Two gene therapy therapies for sickle cell disease were approved by federal officials on Friday. This is good news for the tens of thousands of people who have the inherited blood ailment, which can lead to severe pain crises and early death.
After years of investigation and approval for treatment for those with uncommon illnesses, sickle cell is the most common disease for which gene therapy has been approved.
Out of the 100,000 Americans with sickle cell disease, only 20,000 or so are expected to have the most severe form of the disease; these people will initially only be eligible for the exceedingly costly medicines.
However, thousands of people whose lives have been dominated by frequent, unpredictable lightning strikes of excruciating agony now have a realistic option thanks to the Food and Drug Administration’s approval. People in Cleveland, Tennessee, such as Jennelle Stephenson.
Stephenson, 33, participated in a clinical trial six years ago and was among the first people to receive sickle cell gene therapy.
Stephenson had lived her life on the edge before the procedure.
Every flight of stairs she took could set off a pain flare that would keep her in the hospital for several days. The distorted blood cells that obstructed her arteries can potentially result in invisible organ damage or perhaps precipitate a crippling stroke.
She was in disbelief for two years following her gene therapy treatment that she would no longer have to deal with such agony crises.
“The shadows or remnants are there, waiting to come out, but it never happened,” she stated. “For 27 years, I lived one way, and all of a sudden I had to retrain my mind and body to live (a different way.”
Not enough time has elapsed for the patients to be considered “cured” of their sickle cell disease, although 95% of recipients—including Stephenson—are symptom-free following gene therapy.
“It’s been one incredible journey of success for me,” she stated.
What is sickle cell disease?
The most severe form of sickle cell illness, also known as sickle cell anemia, is brought on by a genetic abnormality that affects red blood cells’ capacity to carry oxygen to every area of the body.
Because sickled red blood cells are unable to carry oxygen properly, routine activities like climbing stairs, running laps in primary school gym class, or roughhousing with friends might set off a pain crisis.
Another early gene therapy patient, Victoria Gray, spoke of the pain as a shockwave that began in her arm or leg and traveled throughout her body.
The pain that took Gray’s breath away and frequently left her unable to walk or even raise her arms was so intense that not even hot cloths, massages, meditation, or even medication could ease it.
At three months old, Gray, a resident of Forest, Mississippi, experienced her first episode of sickle cell discomfort. During her early youth and early adulthood, she increasingly spent time in hospitals every year.
Although she didn’t know anyone else who had sickle cell disease, she read everything she could about it when she was still in elementary school.
She recently added, “It left me in a lonely place,” during a Zoom conversation with reporters. “All I learned was that I was doomed to die.”
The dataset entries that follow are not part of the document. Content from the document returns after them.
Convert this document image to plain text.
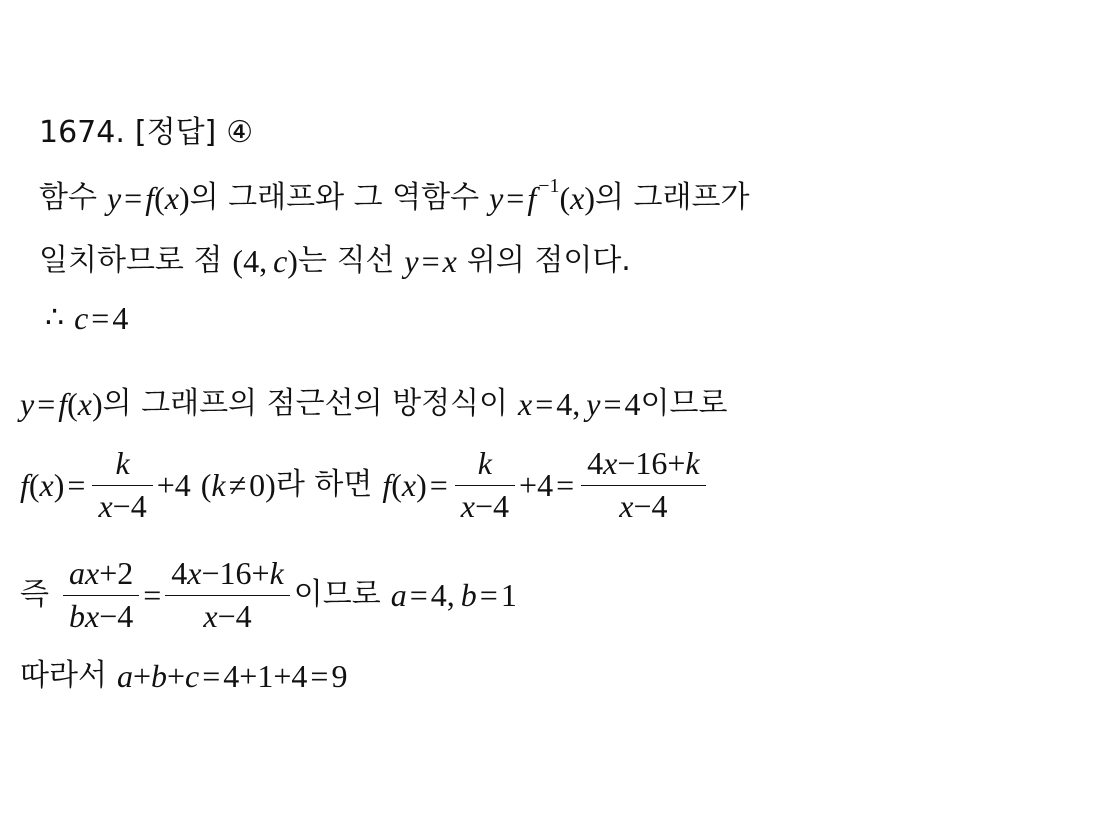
1674. [정답] ④
함수 y=f(x) 의 그래프와 그 역함수 $y=f^{-1}$ (x) 의 그래프가
일치하므로 점 (4, c) 는 직선 y=x 위의 점이다.
∴ c=4
y=f(x) 의 그래프의 점근선의 방정식이 x=4, y=4 이므로
$f(x)= \frac{k}{x-4} +4$ (k≠0) 라 하면 $f(x)= \frac{k}{x-4} +4= \frac{4x-16+k}{x-4}$
즉 $\frac{ax+2}{bx-4} = \frac{4x-16+k}{x-4}$ 이므로 a=4, b=1
따라서 a+b+c=4+1+4=9
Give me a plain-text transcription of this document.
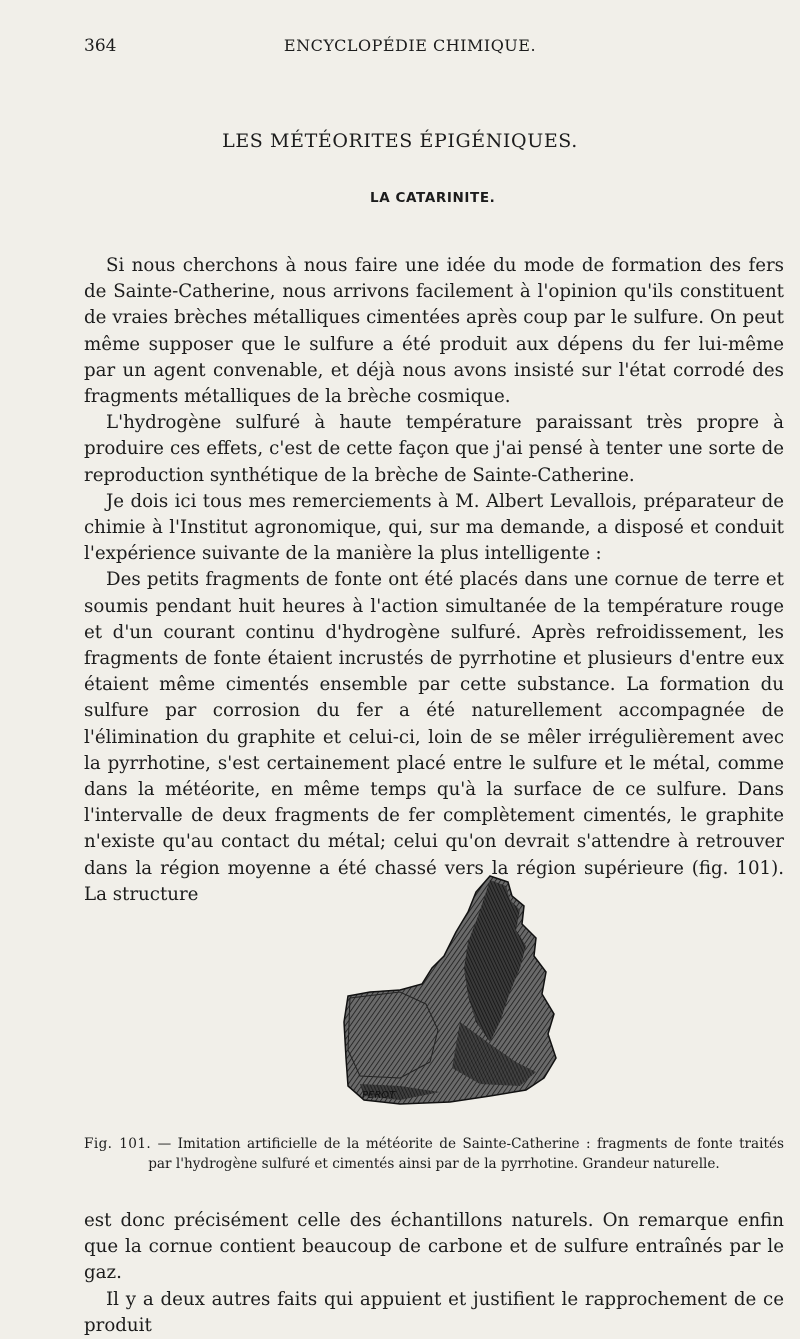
364	ENCYCLOPÉDIE CHIMIQUE.
LES MÉTÉORITES ÉPIGÉNIQUES.
LA CATARINITE.

Si nous cherchons à nous faire une idée du mode de formation des fers de Sainte-Catherine, nous arrivons facilement à l'opinion qu'ils constituent de vraies brèches métalliques cimentées après coup par le sulfure. On peut même supposer que le sulfure a été produit aux dépens du fer lui-même par un agent convenable, et déjà nous avons insisté sur l'état corrodé des fragments métalliques de la brèche cosmique.

L'hydrogène sulfuré à haute température paraissant très propre à produire ces effets, c'est de cette façon que j'ai pensé à tenter une sorte de reproduction synthétique de la brèche de Sainte-Catherine.

Je dois ici tous mes remerciements à M. Albert Levallois, préparateur de chimie à l'Institut agronomique, qui, sur ma demande, a disposé et conduit l'expérience suivante de la manière la plus intelligente :

Des petits fragments de fonte ont été placés dans une cornue de terre et soumis pendant huit heures à l'action simultanée de la température rouge et d'un courant continu d'hydrogène sulfuré. Après refroidissement, les fragments de fonte étaient incrustés de pyrrhotine et plusieurs d'entre eux étaient même cimentés ensemble par cette substance. La formation du sulfure par corrosion du fer a été naturellement accompagnée de l'élimination du graphite et celui-ci, loin de se mêler irrégulièrement avec la pyrrhotine, s'est certainement placé entre le sulfure et le métal, comme dans la météorite, en même temps qu'à la surface de ce sulfure. Dans l'intervalle de deux fragments de fer complètement cimentés, le graphite n'existe qu'au contact du métal; celui qu'on devrait s'attendre à retrouver dans la région moyenne a été chassé vers la région supérieure (fig. 101). La structure

PEROT
Fig. 101. — Imitation artificielle de la météorite de Sainte-Catherine : fragments de fonte traités
par l'hydrogène sulfuré et cimentés ainsi par de la pyrrhotine. Grandeur naturelle.

est donc précisément celle des échantillons naturels. On remarque enfin que la cornue contient beaucoup de carbone et de sulfure entraînés par le gaz.

Il y a deux autres faits qui appuient et justifient le rapprochement de ce produit
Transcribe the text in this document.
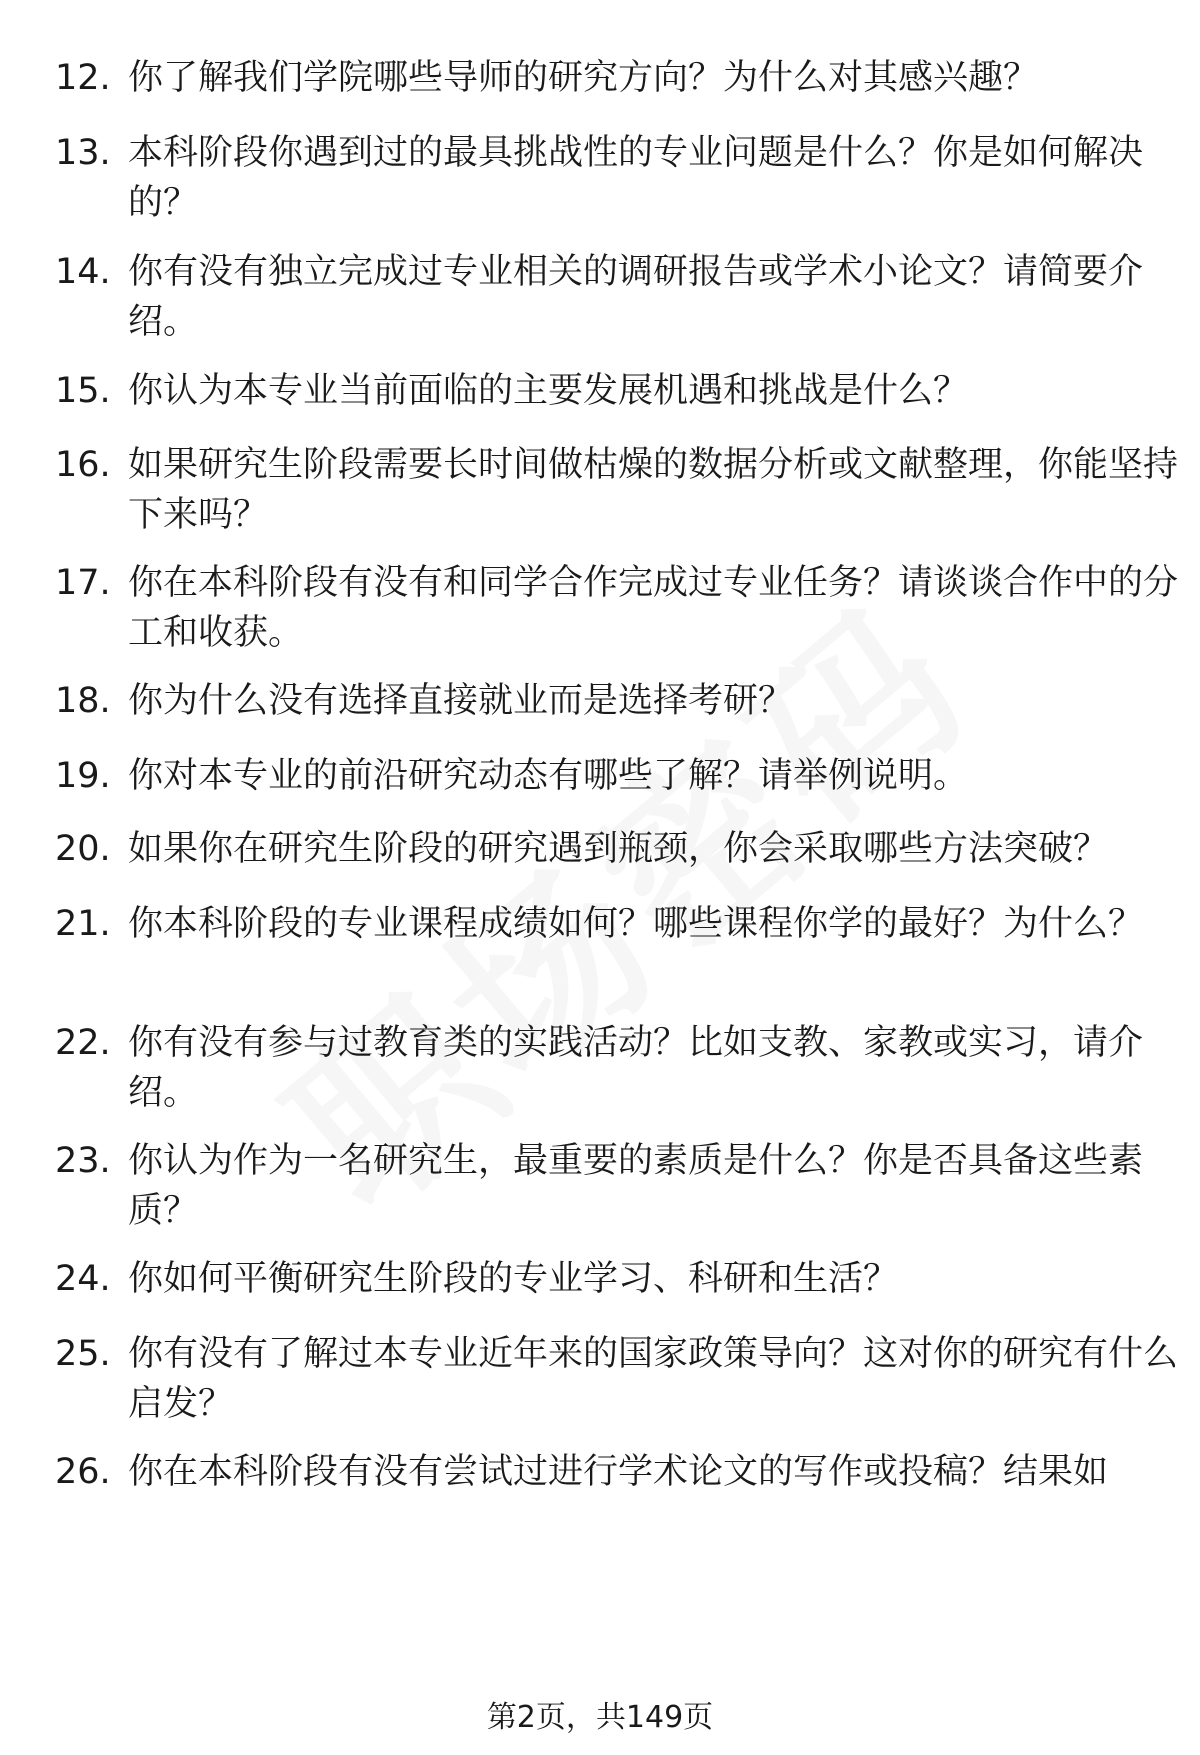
12. 你了解我们学院哪些导师的研究方向？为什么对其感兴趣？
13. 本科阶段你遇到过的最具挑战性的专业问题是什么？你是如何解决的？
14. 你有没有独立完成过专业相关的调研报告或学术小论文？请简要介绍。
15. 你认为本专业当前面临的主要发展机遇和挑战是什么？
16. 如果研究生阶段需要长时间做枯燥的数据分析或文献整理，你能坚持下来吗？
17. 你在本科阶段有没有和同学合作完成过专业任务？请谈谈合作中的分工和收获。
18. 你为什么没有选择直接就业而是选择考研？
19. 你对本专业的前沿研究动态有哪些了解？请举例说明。
20. 如果你在研究生阶段的研究遇到瓶颈，你会采取哪些方法突破？
21. 你本科阶段的专业课程成绩如何？哪些课程你学的最好？为什么？
22. 你有没有参与过教育类的实践活动？比如支教、家教或实习，请介绍。
23. 你认为作为一名研究生，最重要的素质是什么？你是否具备这些素质？
24. 你如何平衡研究生阶段的专业学习、科研和生活？
25. 你有没有了解过本专业近年来的国家政策导向？这对你的研究有什么启发？
26. 你在本科阶段有没有尝试过进行学术论文的写作或投稿？结果如
第2页，共149页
The illness usually claims a person’s life in the United States by the time they are in their early 50s. In sub-Saharan Africa and India, sickle cell disease frequently results in early death since access to treatments and blood transfusions might be problematic or nonexistent.
The medical director of the Comprehensive Sickle Cell Disease Treatment Center at Massachusetts General Hospital in Boston, Dr. Sharl Azar, stated that patients of color are frequently ignored and mistreated and that sickle cell research has received little funding.
Gray and Stephenson both stated that in order to receive basic medical care, they must speak up for themselves. In their desperation for pain relief, they attempt to brush their hair and put on makeup before racing to the hospital in the middle of the night.
According to Azar, he has two patients: one patient of color who wears her college hoodie, and another who brings his white wife along in order to receive more attention and less resistance when he requests strong pain medicine.
“When our patients come to the emergency room, they are frequently treated like criminals,” Azar stated. “I’ve had patients tell me they’d rather bite on a shoe at home than come into the ER and lose their dignity.”
Conclusion
It’s unclear who will be the most suitable candidate for gene therapy or how many patients will sign up for the treatment.
Some will rely on the treatment’s cost and whether private and public insurance will pay for the extras, including housing while under observation. Gene therapy has been known to cost up to $3.5 million for other, less common illnesses.
In order to treat more sickle cell patients in the United States and around the world, Dr. Stuart Orkin of Boston Children’s Hospital thinks that the lessons learned from gene therapy can be used in the development of efficient medicines that are less difficult and costly.
Many scientists are attempting to provide gene therapy using less toxic medications than chemotherapy or to carry out all of the genetic manipulation within the body without the need for specialized laboratories or knowledge.